BI and Tech
Predictive analytics: An essential tool or an unaffordable luxury?
We’re increasingly being asked questions like: “what can Analytics do for me?” and “how is it different from business intelligence?”
It’s no wonder we all struggle with the meanings of all the different buzzwords surrounding the industry. Stories around AI, robotics, machine learning and analytics are often jargon-filled and not always easy to understand. So, here’s the 101 on what we mean when we talk about analytics.
BI and analytics tools help users understand what is happening within their business
It’s worthwhile starting with what we mean by Business Intelligence tools. BI tools use existing historical data to deliver business insights. They are great for improving access to data, visualising data and helping users to make sense of data.
This helps businesses make better decisions. Business Intelligence tools rely on looking at the trends, patterns, highlights and exceptions in data which then gives meaning that information. So how does analytics differ from business intelligence?
Predictive analytics goes a step further
In a nutshell, analytics also uses historical data, but it then provides users with access to previously undiscovered insights by predicting future outcomes.
It’s this predictive capability that sets Analytics tools apart, as it enables users to build a model which then exposes the most likely indicators which will produce a certain outcome. This enables users to take decisions to change or influence those outcomes.

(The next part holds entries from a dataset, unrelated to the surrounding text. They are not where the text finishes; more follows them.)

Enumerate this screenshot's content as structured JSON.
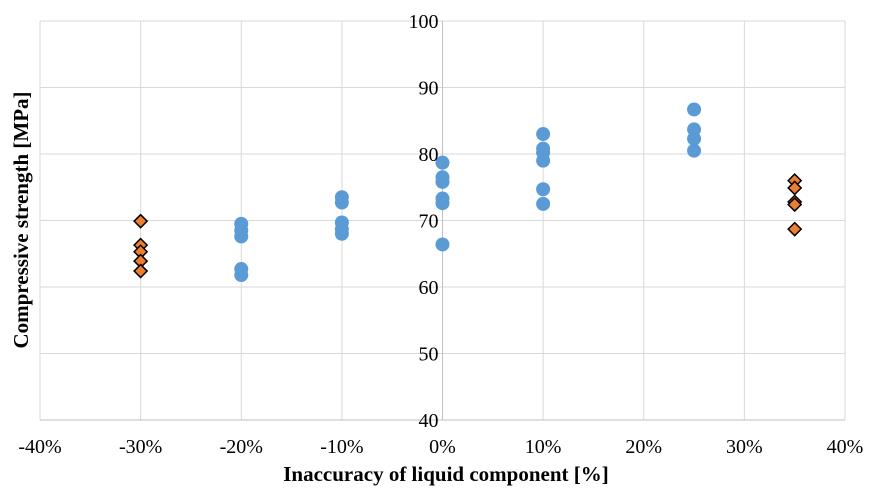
{
  "chart_data": {
    "type": "scatter",
    "xlabel": "Inaccuracy of liquid component [%]",
    "ylabel": "Compressive strength [MPa]",
    "xlim": [
      -40,
      40
    ],
    "ylim": [
      40,
      100
    ],
    "x_ticks": [
      -40,
      -30,
      -20,
      -10,
      0,
      10,
      20,
      30,
      40
    ],
    "x_tick_labels": [
      "-40%",
      "-30%",
      "-20%",
      "-10%",
      "0%",
      "10%",
      "20%",
      "30%",
      "40%"
    ],
    "y_ticks": [
      40,
      50,
      60,
      70,
      80,
      90,
      100
    ],
    "y_tick_labels": [
      "40",
      "50",
      "60",
      "70",
      "80",
      "90",
      "100"
    ],
    "grid": true,
    "legend": "none",
    "series": [
      {
        "marker": "circle",
        "color": "#5B9BD5",
        "points": [
          [
            -20,
            69.5
          ],
          [
            -20,
            68.5
          ],
          [
            -20,
            67.6
          ],
          [
            -20,
            62.7
          ],
          [
            -20,
            61.8
          ],
          [
            -10,
            73.5
          ],
          [
            -10,
            72.7
          ],
          [
            -10,
            69.7
          ],
          [
            -10,
            68.7
          ],
          [
            -10,
            68.0
          ],
          [
            0,
            78.7
          ],
          [
            0,
            76.5
          ],
          [
            0,
            75.8
          ],
          [
            0,
            73.3
          ],
          [
            0,
            72.6
          ],
          [
            0,
            66.4
          ],
          [
            10,
            83.0
          ],
          [
            10,
            80.8
          ],
          [
            10,
            80.2
          ],
          [
            10,
            79.0
          ],
          [
            10,
            74.7
          ],
          [
            10,
            72.5
          ],
          [
            25,
            86.7
          ],
          [
            25,
            83.7
          ],
          [
            25,
            82.3
          ],
          [
            25,
            80.5
          ]
        ]
      },
      {
        "marker": "diamond",
        "color": "#ED7D31",
        "edge_color": "#000000",
        "points": [
          [
            -30,
            69.9
          ],
          [
            -30,
            66.3
          ],
          [
            -30,
            65.3
          ],
          [
            -30,
            63.9
          ],
          [
            -30,
            62.4
          ],
          [
            35,
            76.0
          ],
          [
            35,
            74.9
          ],
          [
            35,
            72.8
          ],
          [
            35,
            72.4
          ],
          [
            35,
            68.7
          ]
        ]
      }
    ]
  }
}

Much of what we mean when we talk about AI, machine learning and analytics has been around for a very long time. In Finance and Insurance, it’s ‘business as usual’ for lenders and insurers to use data to identify customers who are high risk versus low risk to manage liabilities. This is achieved by identifying those factors that are the most important indicators for an individual’s calculated risk.
Predictive analytics is commonplace in the Finance industry
Financial organisations use their vast databases of historical data to look at all these factors affecting risk, so they can then apply those learnings to new data and predict how much of a risk a customer represents. They can then set a lending rate or premium at a suitable level.
Most of us have experienced the pain of applying for insurance or loans and the seemingly endless list of questions before we get our quote. Put simply, this is just a process of the insurer collecting all the risk factors associated with you as an individual.
Once they have this information, they can predict a risk factor for you with the data you’ve supplied, using a Predictive Analytics model to calculate a risk.
Analytics use cases in Insurance
Let’s consider another example. If you’ve got a young person in your house, who has recently passed their driving test, you’ll be aware of the painfully high insurance costs which recently qualified drivers are charged because they have been identified as ‘high risk’ drivers.
It’s not hard to work out that a combination of age and length of driving experience are the key indicators which insurers are using to assess the risk factors in this instance.
How do they know that these newly qualified drivers represent a high risk? It’s all based on their analysis of historical data which is then used within a model, and learnings are then applied to the ‘new data’ gleaned from that seemingly endless list of questions you’re asked when applying.
Affordable analytics for SMEs
So, is analytics just something for big financial institutions or enterprise-level organisations with big budgets? Definitely not! There are now simple self-service Analytics tools which are affordable and accessible to any size of business.
This is important because it’s the experts in your business that understand the context of your data and can apply the learnings to real business problems.
There are few small businesses that can afford their own data scientists, so it’s much better to provide the experts in your business with easy-to-use Analytics tools and develop these capabilities in-house.
What can analytics do for you?
So why should you care about analytics? The data in your business represents a treasure trove of insights which can help improve performance. Businesses that want to respond to competitive pressures and grow their businesses need to get on board with using affordable self-service analytics.
This will allow them to increase efficiency, improve performance and deliver competitive advantage through the better use of data. If you start by asking ‘what if I knew…’ questions within your business or organisation, you’ll soon see how powerful analytics can be.
Pi Analytics could tell you the following:
- ‘What if I knew which customers were most likely to be late paying their invoices? Once identified, I could arrange for credit control to focus on those customers and improve cash-flow.’
- ‘What if I knew which product lines are likely to go out of stock? If I could predict those product lines at risk, I could order in earlier and ensure sales still go out of the door on time.’
- ‘What if I knew which students were most likely to drop out of their course? I could work out what interventions to put in place for this group of students to keep them studying and stop them from dropping out.’
- ‘What if the NHS could predict which patients were most likely to miss their appointments and what the most important indicators were for those patients? Let’s say age and distance from the hospital are the most important characteristics influencing this. What measures could I put in place to prevent this to save costly resources from being wasted in the NHS?’
In each of these scenarios, there’s a deep insight from data that those closest to the problem might have some insight around, but otherwise those learnings would not be available.
Analytics allows the organisation to use data to predict and validate an outcome which allows them to consider what action to take. In each of these cases there’s a real business benefit which has the potential to deliver cost-savings or increased revenues which affect the bottom-line.
And that’s the power of analytics. Predictive Analytics can sharpen decision-making in ways that leave traditional approaches far behind.